One of the main changes to accountability arrangements in the health sector has been the establishment of regional planning requirements. Some DHBs (particularly those in greater Auckland) already had mechanisms for regional planning and collaboration. Under a 2010 amendment to legislation, each DHB is now required to prepare an annual plan and collaborate throughout its region to produce regional plans for health services and resourcing, which are reflected in the annual plan. Together, these replace the former district annual plan and the district strategic plan. There are four regions: northern, midland, central, and southern.

Despite requirements for regional planning, the requirements for reporting still focus on individual DHBs. There are no mechanisms for collective public reporting. Further, services are increasingly being rationalised regionally and nationally, and inter-agency service collaboration is increasingly encouraged. To the extent that regional planning is reflected in an individual DHB's annual plan, the DHB can be held to account for its regional responsibilities.

In our view, it is important that accountability arrangements in the health sector keep pace with the regionalisation of planning and services.
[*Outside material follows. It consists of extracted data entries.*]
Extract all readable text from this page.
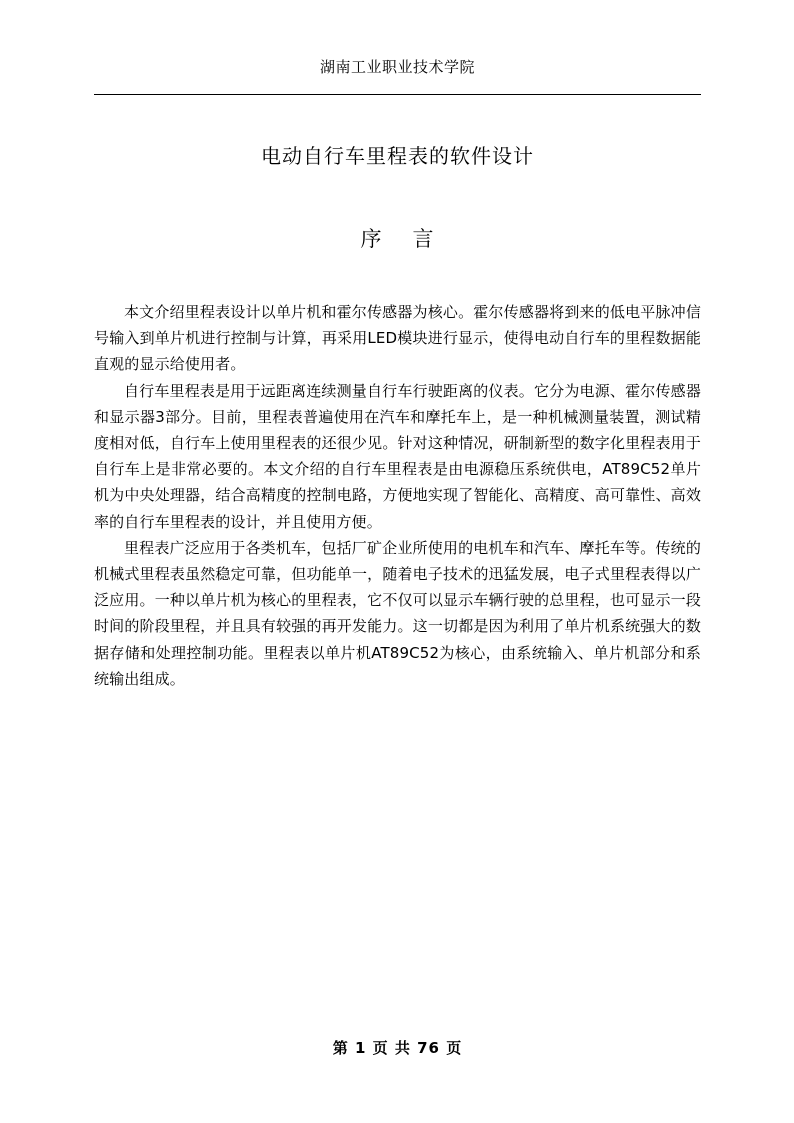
湖南工业职业技术学院
电动自行车里程表的软件设计
序 言

本文介绍里程表设计以单片机和霍尔传感器为核心。霍尔传感器将到来的低电平脉冲信号输入到单片机进行控制与计算，再采用LED模块进行显示，使得电动自行车的里程数据能直观的显示给使用者。

自行车里程表是用于远距离连续测量自行车行驶距离的仪表。它分为电源、霍尔传感器和显示器3部分。目前，里程表普遍使用在汽车和摩托车上，是一种机械测量装置，测试精度相对低，自行车上使用里程表的还很少见。针对这种情况，研制新型的数字化里程表用于自行车上是非常必要的。本文介绍的自行车里程表是由电源稳压系统供电，AT89C52单片机为中央处理器，结合高精度的控制电路，方便地实现了智能化、高精度、高可靠性、高效率的自行车里程表的设计，并且使用方便。

里程表广泛应用于各类机车，包括厂矿企业所使用的电机车和汽车、摩托车等。传统的机械式里程表虽然稳定可靠，但功能单一，随着电子技术的迅猛发展，电子式里程表得以广泛应用。一种以单片机为核心的里程表，它不仅可以显示车辆行驶的总里程，也可显示一段时间的阶段里程，并且具有较强的再开发能力。这一切都是因为利用了单片机系统强大的数据存储和处理控制功能。里程表以单片机AT89C52为核心，由系统输入、单片机部分和系统输出组成。

第 1 页 共 76 页
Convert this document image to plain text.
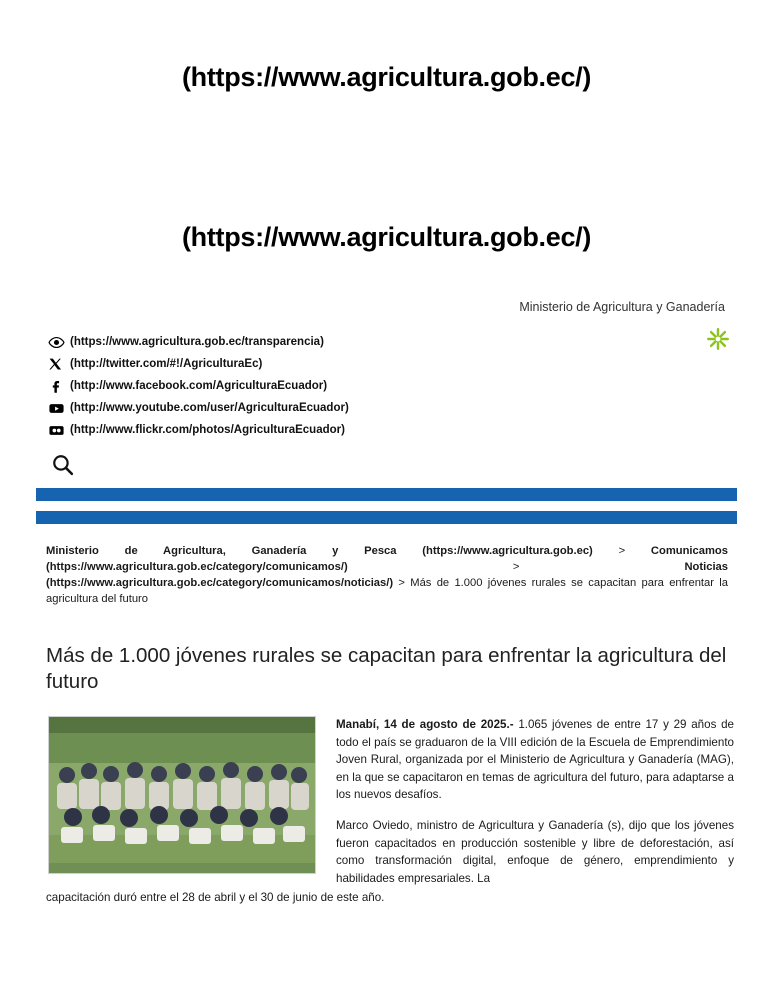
(https://www.agricultura.gob.ec/)
(https://www.agricultura.gob.ec/)
Ministerio de Agricultura y Ganadería
(https://www.agricultura.gob.ec/transparencia)
(http://twitter.com/#!/AgriculturaEc)
(http://www.facebook.com/AgriculturaEcuador)
(http://www.youtube.com/user/AgriculturaEcuador)
(http://www.flickr.com/photos/AgriculturaEcuador)
Ministerio de Agricultura, Ganadería y Pesca (https://www.agricultura.gob.ec) > Comunicamos (https://www.agricultura.gob.ec/category/comunicamos/) > Noticias (https://www.agricultura.gob.ec/category/comunicamos/noticias/) > Más de 1.000 jóvenes rurales se capacitan para enfrentar la agricultura del futuro
Más de 1.000 jóvenes rurales se capacitan para enfrentar la agricultura del futuro

Manabí, 14 de agosto de 2025.- 1.065 jóvenes de entre 17 y 29 años de todo el país se graduaron de la VIII edición de la Escuela de Emprendimiento Joven Rural, organizada por el Ministerio de Agricultura y Ganadería (MAG), en la que se capacitaron en temas de agricultura del futuro, para adaptarse a los nuevos desafíos.

Marco Oviedo, ministro de Agricultura y Ganadería (s), dijo que los jóvenes fueron capacitados en producción sostenible y libre de deforestación, así como transformación digital, enfoque de género, emprendimiento y habilidades empresariales. La

capacitación duró entre el 28 de abril y el 30 de junio de este año.
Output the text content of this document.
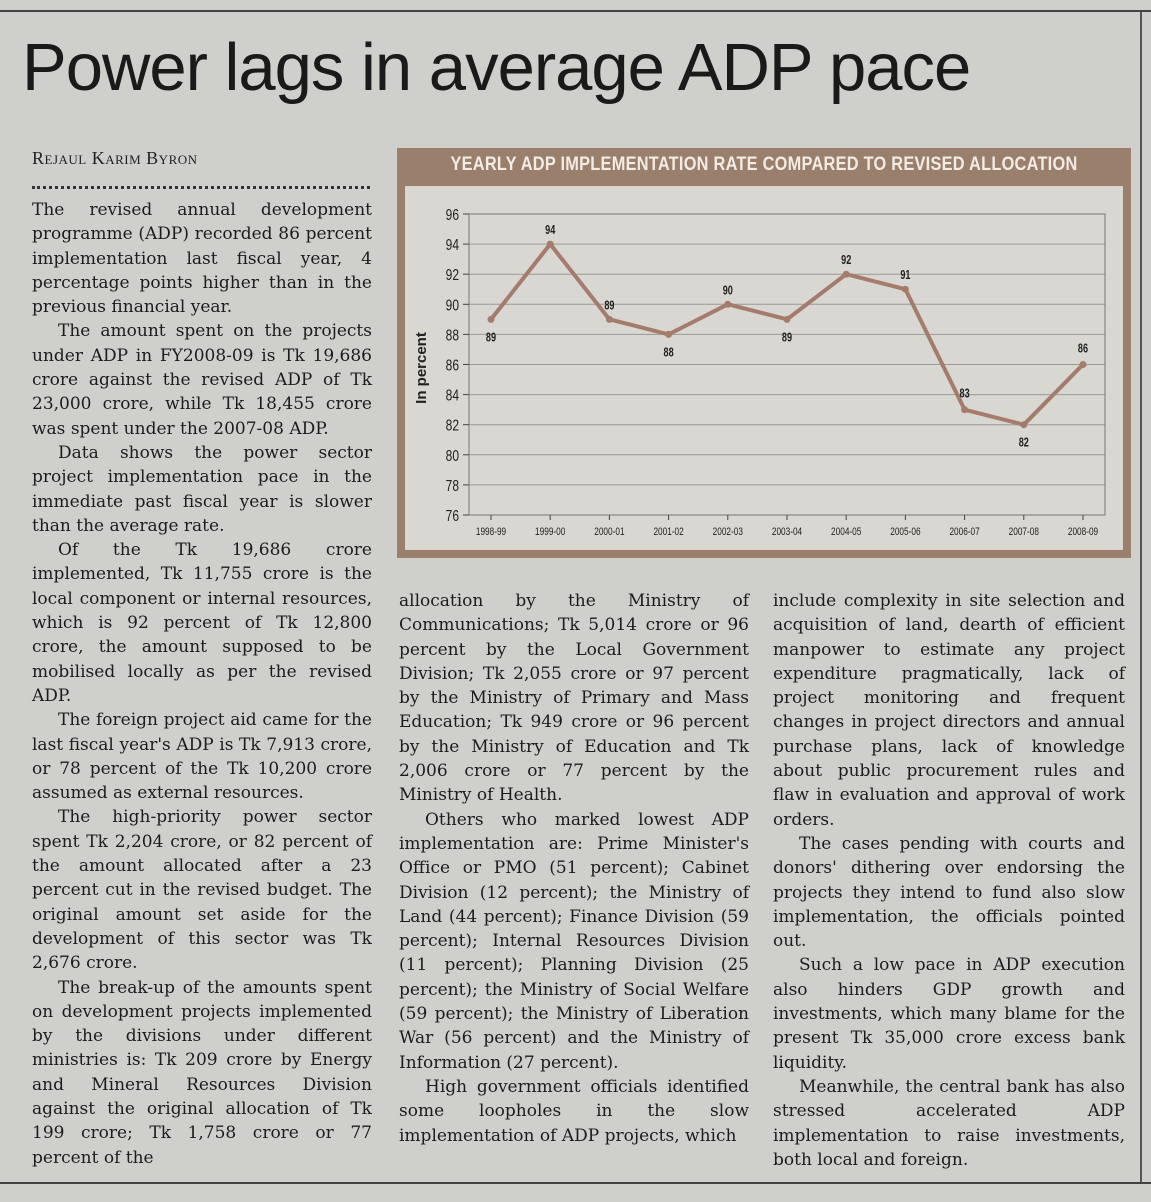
Power lags in average ADP pace
Rejaul Karim Byron

The revised annual development programme (ADP) recorded 86 percent implementation last fiscal year, 4 percentage points higher than in the previous financial year.

The amount spent on the projects under ADP in FY2008-09 is Tk 19,686 crore against the revised ADP of Tk 23,000 crore, while Tk 18,455 crore was spent under the 2007-08 ADP.

Data shows the power sector project implementation pace in the immediate past fiscal year is slower than the average rate.

Of the Tk 19,686 crore implemented, Tk 11,755 crore is the local component or internal resources, which is 92 percent of Tk 12,800 crore, the amount supposed to be mobilised locally as per the revised ADP.

The foreign project aid came for the last fiscal year's ADP is Tk 7,913 crore, or 78 percent of the Tk 10,200 crore assumed as external resources.

The high-priority power sector spent Tk 2,204 crore, or 82 percent of the amount allocated after a 23 percent cut in the revised budget. The original amount set aside for the development of this sector was Tk 2,676 crore.

The break-up of the amounts spent on development projects implemented by the divisions under different ministries is: Tk 209 crore by Energy and Mineral Resources Division against the original allocation of Tk 199 crore; Tk 1,758 crore or 77 percent of the

YEARLY ADP IMPLEMENTATION RATE COMPARED TO REVISED ALLOCATION
76
78
80
82
84
86
88
90
92
94
96
1998-99	1999-00	2000-01	2001-02	2002-03	2003-04	2004-05	2005-06	2006-07	2007-08	2008-09
89
94
89
88
90
89
92
91
83
82
86
In percent

allocation by the Ministry of Communications; Tk 5,014 crore or 96 percent by the Local Government Division; Tk 2,055 crore or 97 percent by the Ministry of Primary and Mass Education; Tk 949 crore or 96 percent by the Ministry of Education and Tk 2,006 crore or 77 percent by the Ministry of Health.

Others who marked lowest ADP implementation are: Prime Minister's Office or PMO (51 percent); Cabinet Division (12 percent); the Ministry of Land (44 percent); Finance Division (59 percent); Internal Resources Division (11 percent); Planning Division (25 percent); the Ministry of Social Welfare (59 percent); the Ministry of Liberation War (56 percent) and the Ministry of Information (27 percent).

High government officials identified some loopholes in the slow implementation of ADP projects, which

include complexity in site selection and acquisition of land, dearth of efficient manpower to estimate any project expenditure pragmatically, lack of project monitoring and frequent changes in project directors and annual purchase plans, lack of knowledge about public procurement rules and flaw in evaluation and approval of work orders.

The cases pending with courts and donors' dithering over endorsing the projects they intend to fund also slow implementation, the officials pointed out.

Such a low pace in ADP execution also hinders GDP growth and investments, which many blame for the present Tk 35,000 crore excess bank liquidity.

Meanwhile, the central bank has also stressed accelerated ADP implementation to raise investments, both local and foreign.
We will continue to discuss with interested parties how the sector can best be held to account for effective delivery of health services in an increasingly regionalised and nationalised system and within an inter-agency environment.

1: The structure of the sector is outlined in the Ministry's briefing to the Minister of Health, The New Zealand Health and Disability System: Organisations and Responsibilities (2011), Wellington, page 2 and pages 19-26.

2: Office of the Auditor-General (2011), Central government: Results of the 2010/11 audits (Volume 1), Part 2, Wellington.

3: National Health Board (2011), Capital Investment Committee Update, Wellington.

4: Health Sector Information Supporting the Estimates of Appropriations for the Government of New Zealand for the year ending 30 June 2012, Volume 6, page 8.

5: Health Sector Information Supporting the Estimates of Appropriations for the Government of New Zealand for the year ending 30 June 2010, and Health Sector Information Supporting the Estimates of Appropriations for the Government of New Zealand for the year ending 30 June 2012, Volume 6, pages 12-13 for each year.

6: Health Benefits Limited was a dormant company, reactivated to carry out these functions.

7: Health Benefits Limited, Annual Report 2011, page 2.

8: Office of the Auditor-General (2011), Central government: Results of the 2010/11 audits (Volume 1), Wellington, page 81.